The bankruptcy code is silent on the liability release issue except in cases used to resolve asbestos-related tort liabilities. In such cases, the law expressly authorizes settlement trusts and channeling all claims against the debtor and other related parties to the trust.
Outside of asbestos-related cases, a scattershot of rulings have varied in permitting liability releases. Different federal circuits have developed different tests and standards to determine whether releases can be approved over a party’s opposition, with some saying the code prohibits them.
“There’s tension between the efficiency that proceedings in a bankruptcy court can give you and the right for every claimant to have their day in court,” said bankruptcy attorney Shai Schmidt of Glenn Agre Bergman & Fuentes LLP.
That tension has become more visible over the last three years with the Purdue Pharma and Boy Scouts bankruptcies. These debtors have been the focus of intense public outrage in the wake of the nation’s opioid crisis and the passage of state laws intended to address decades of institutional neglect of child sexual abuse.
“People who are following those cases are seeing what’s happening,” Coordes said. “There are so many parties to consider.”
These cases have also led Democrats in Congress to pursue legislation that would ban nonconsensual nondebtor release provisions in corporate bankruptcies.

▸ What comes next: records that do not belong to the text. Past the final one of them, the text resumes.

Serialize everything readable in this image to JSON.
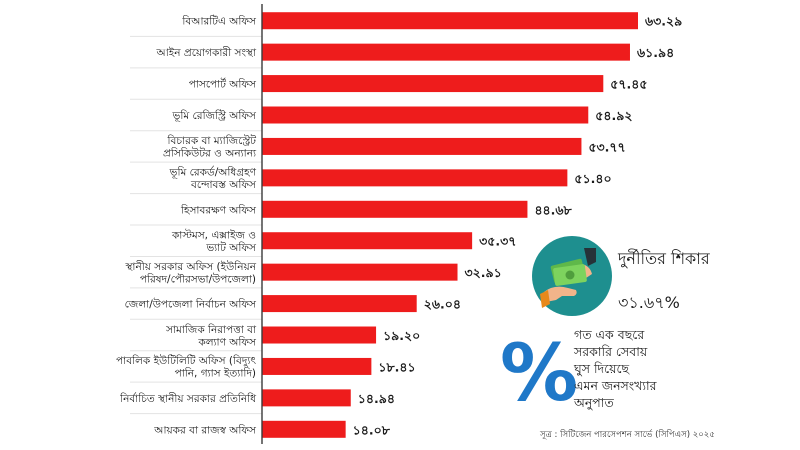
{
  "chart_data": {
    "type": "bar",
    "orientation": "horizontal",
    "categories": [
      [
        "বিআরটিএ অফিস"
      ],
      [
        "আইন প্রয়োগকারী সংস্থা"
      ],
      [
        "পাসপোর্ট অফিস"
      ],
      [
        "ভূমি রেজিস্ট্রি অফিস"
      ],
      [
        "বিচারক বা ম্যাজিস্ট্রেট",
        "প্রসিকিউটর ও অন্যান্য"
      ],
      [
        "ভূমি রেকর্ড/অধিগ্রহণ",
        "বন্দোবস্ত অফিস"
      ],
      [
        "হিসাবরক্ষণ অফিস"
      ],
      [
        "কাস্টমস, এক্সাইজ ও",
        "ভ্যাট অফিস"
      ],
      [
        "স্থানীয় সরকার অফিস (ইউনিয়ন",
        "পরিষদ/পৌরসভা/উপজেলা)"
      ],
      [
        "জেলা/উপজেলা নির্বাচন অফিস"
      ],
      [
        "সামাজিক নিরাপত্তা বা",
        "কল্যাণ অফিস"
      ],
      [
        "পাবলিক ইউটিলিটি অফিস (বিদ্যুৎ",
        "পানি, গ্যাস ইত্যাদি)"
      ],
      [
        "নির্বাচিত স্থানীয় সরকার প্রতিনিধি"
      ],
      [
        "আয়কর বা রাজস্ব অফিস"
      ]
    ],
    "values": [
      63.29,
      61.94,
      57.45,
      54.92,
      53.77,
      51.4,
      44.68,
      35.37,
      32.91,
      26.04,
      19.2,
      18.41,
      14.94,
      14.08
    ],
    "value_labels": [
      "৬৩.২৯",
      "৬১.৯৪",
      "৫৭.৪৫",
      "৫৪.৯২",
      "৫৩.৭৭",
      "৫১.৪০",
      "৪৪.৬৮",
      "৩৫.৩৭",
      "৩২.৯১",
      "২৬.০৪",
      "১৯.২০",
      "১৮.৪১",
      "১৪.৯৪",
      "১৪.০৮"
    ],
    "xlim": [
      0,
      70
    ],
    "bar_color": "#ee1c1c",
    "grid": false,
    "legend": "none"
  },
  "callout": {
    "victim_title": "দুর্নীতির শিকার",
    "victim_pct": "৩১.৬৭%",
    "icon": "bribe-money-hands-icon",
    "percent_symbol": "%",
    "description_lines": [
      "গত এক বছরে",
      "সরকারি সেবায়",
      "ঘুস দিয়েছে",
      "এমন জনসংখ্যার",
      "অনুপাত"
    ]
  },
  "source": "সূত্র : সিটিজেন পারসেপশন সার্ভে (সিপিএস) ২০২৫",
  "colors": {
    "bar": "#ee1c1c",
    "badge": "#1e8f8f",
    "percent": "#1f78c8",
    "money": "#7dd35e"
  }
}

Last year, Judge Robert Drain of the US Bankruptcy Court for the Southern District of New York approved Purdue Pharma’s multibillion dollar proposal to settle thousands of lawsuits over its addictive opioid painkillers. In a controversial ruling, Drain said members of the Sackler family could be released from legal liability in exchange for a settlement contribution of nearly $4.5 billion.

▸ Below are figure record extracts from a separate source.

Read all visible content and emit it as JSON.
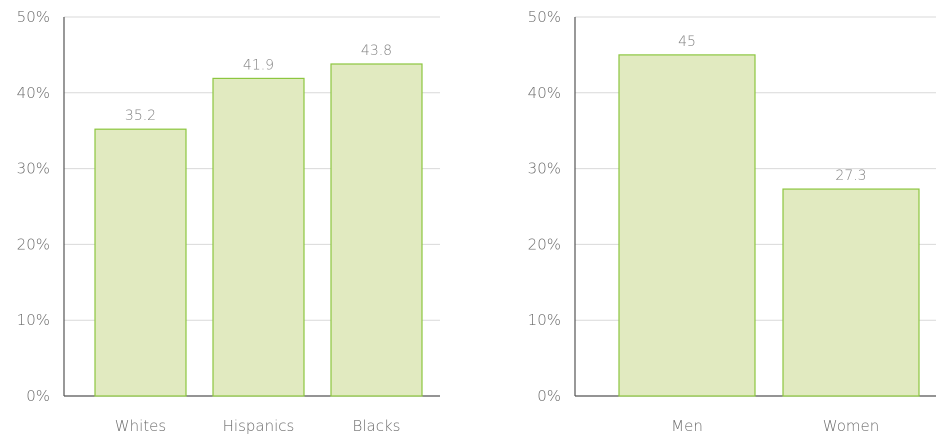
{
  "colors": {
    "bar_fill": "#e1eac0",
    "bar_stroke": "#8cc63f"
  },
  "chart_data": [
    {
      "type": "bar",
      "categories": [
        "Whites",
        "Hispanics",
        "Blacks"
      ],
      "values": [
        35.2,
        41.9,
        43.8
      ],
      "data_labels": [
        "35.2",
        "41.9",
        "43.8"
      ],
      "ylim": [
        0,
        50
      ],
      "yticks": [
        "0%",
        "10%",
        "20%",
        "30%",
        "40%",
        "50%"
      ],
      "grid": true
    },
    {
      "type": "bar",
      "categories": [
        "Men",
        "Women"
      ],
      "values": [
        45,
        27.3
      ],
      "data_labels": [
        "45",
        "27.3"
      ],
      "ylim": [
        0,
        50
      ],
      "yticks": [
        "0%",
        "10%",
        "20%",
        "30%",
        "40%",
        "50%"
      ],
      "grid": true
    }
  ]
}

But just three months later, Judge Colleen McMahon of the US District Court for the Southern District of New York reversed Drain’s decision, saying the bankruptcy court lacked authority to approve the releases.
In a ruling that sent shockwaves across corporate bankruptcy practitioners, McMahon said the question “has hovered over bankruptcy law for thirty-five years” and “should be put to rest now.”

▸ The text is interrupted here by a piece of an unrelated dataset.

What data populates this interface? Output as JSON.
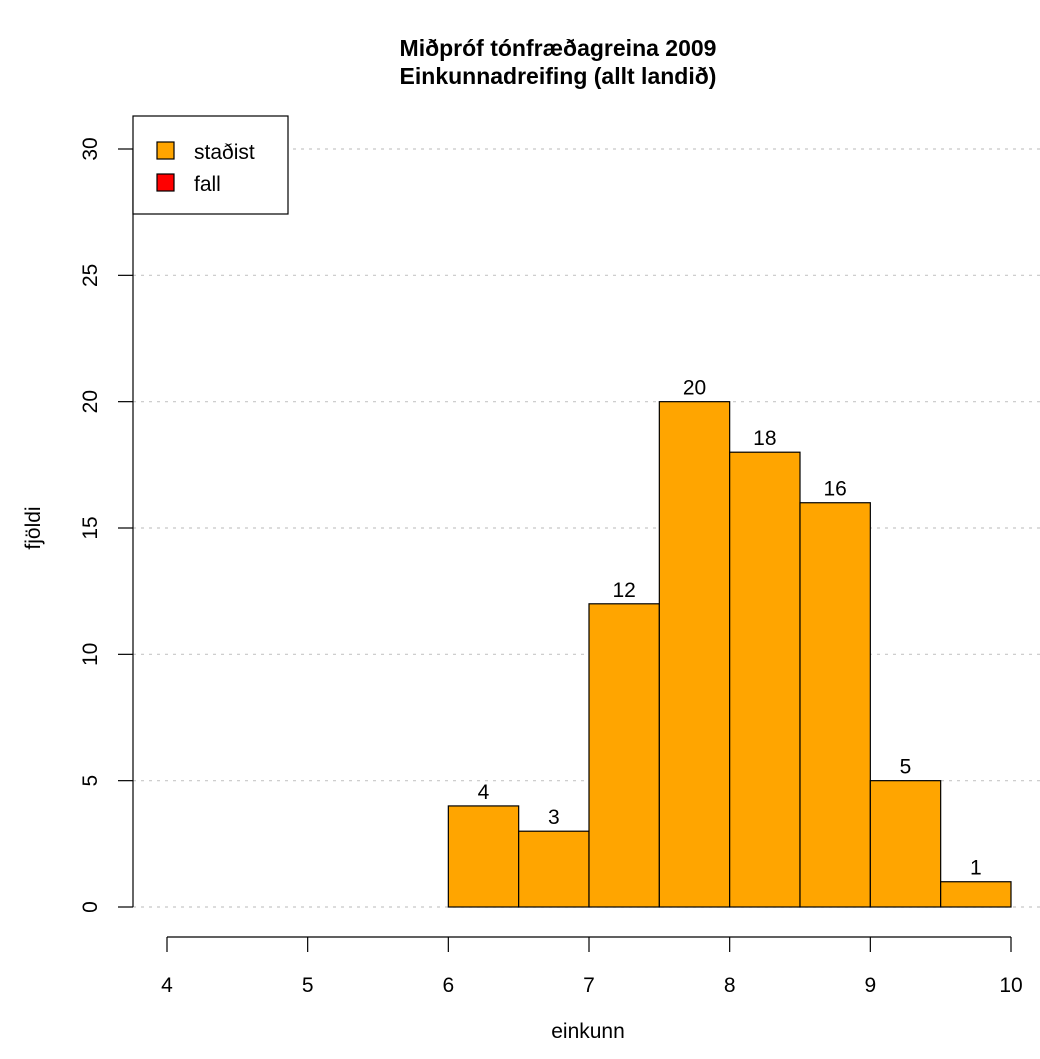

That opinion has since been cited by a federal district judge who overturned the approval of third-party releases in the bankruptcy plan for Ascena Retail Group, former owner of several women’s fashion brands.
“We’re now waiting on the Second Circuit to opine,” said Smith.
With scrutiny of third-party releases on the rise, the Boy Scouts ruling “seems to buck the growing trend” even though its “fairly consistent with the caselaw and authority” in the Third Circuit, Smith said.
Silverstein’s detailed ruling cites Third Circuit cases to conclude that “the granting of third-party releases is still permissible as part of the confirmation process.”
But the ruling also rejects Boy Scouts’ settlement reached with the Mormon church, a longtime partner of the Boy Scouts, saying it went “too far” by releasing abuse claims that arose outside of scouting activities.
Her findings reinforce the idea that releases “are not freely given, especially in cases like this where there are difficult facts,” Allen & Overy LLP bankruptcy attorney Dan Guyder said.
But “it could set the stage for more brinksmanship,” he said.
Approval of the Boy Scouts plan marks a definitive split from McMahon’s decision.
Continued divisions among the circuits on the issue will make “the Supreme Court’s attention more likely,” Coordes said
“You can see the differences there starting to percolate,” said Coordes.